I’ve been reading a few non-fiction books again recently, which in and of themselves were good, however, as usual, I found that I was yearning for the richness of prose and the enjoyment of language that I only seem to find in a good novel. So, whilst still finishing a couple of non-fiction books, I headed towards our ‘novel’ bookshelves in search for a quick fix…
I wanted something fairly small and easy to read yet something that had real style to its narrative. What I plumped for in the end, was Jeffrey Eugenides’s The Virgin Suicides, a book I’d first read five years ago.

The Virgin Suicides

As sombre as the title and indeed the main plot line undoubtedly is, this is a hugely readable and, I have to admit, immensely enjoyable feast of a novel.

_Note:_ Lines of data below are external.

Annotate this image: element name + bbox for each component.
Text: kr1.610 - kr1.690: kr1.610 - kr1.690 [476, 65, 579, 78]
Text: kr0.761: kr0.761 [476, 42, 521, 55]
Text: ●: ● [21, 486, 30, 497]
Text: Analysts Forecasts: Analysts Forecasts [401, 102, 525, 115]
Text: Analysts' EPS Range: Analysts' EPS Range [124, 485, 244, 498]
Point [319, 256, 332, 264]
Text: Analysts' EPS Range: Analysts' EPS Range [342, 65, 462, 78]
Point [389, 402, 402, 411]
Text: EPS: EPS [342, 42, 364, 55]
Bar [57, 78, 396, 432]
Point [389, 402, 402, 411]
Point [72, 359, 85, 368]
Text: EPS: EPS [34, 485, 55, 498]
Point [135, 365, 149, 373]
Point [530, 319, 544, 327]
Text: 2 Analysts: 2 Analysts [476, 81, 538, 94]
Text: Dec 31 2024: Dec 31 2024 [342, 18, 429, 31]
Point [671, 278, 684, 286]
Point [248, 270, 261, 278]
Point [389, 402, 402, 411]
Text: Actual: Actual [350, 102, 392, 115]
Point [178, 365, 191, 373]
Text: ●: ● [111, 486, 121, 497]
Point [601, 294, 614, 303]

For me, the whole appeal and attraction of the book is its intriguing, unique and wry narrative style. It is dark yet humourous, sad but also fun, highly nostalgic and often quite poignant. Here is the opening paragraph, which gives a taste of what it is like:

On the morning the last Lisbon daughter took her turn at suicide – it was Mary this time, and sleeping pills, like Therese – the two paramedics arrived at the house knowing exactly where the knife drawer was, and the gas oven, and the beam in the basement from which it was possible to tie a rope. They got out of the EMS truck, as usual moving much too slowly in our opinion, and the fat one said under his breath, “This ain’t TV, folks, this is how fast we go.” He was carrying the heavy respirator and cardiac unit past the bushes that had grown monstrous and over the erupting lawn, tame and immaculate thirteen months earlier when the trouble began.

In fact, its narrative voice is unlike any other that I can think of in that it is told from the first person plural perspective – that is, it is narrated by a collection of men who are looking back to their shared childhoods, growing up in the same neighbourhood as the five doomed Lisbon girls. This strange narrative perspective gives the book an otherworldly feel, as the boys/men discuss various ‘artifacts’ relating to the five girls they were all so enchanted by.

If you like this, you might also enjoy: The Catcher in the Rye by J. D. Salinger, or The Bell Jar, by Sylvia Plath or Lolita, by Vladimir Nabokov.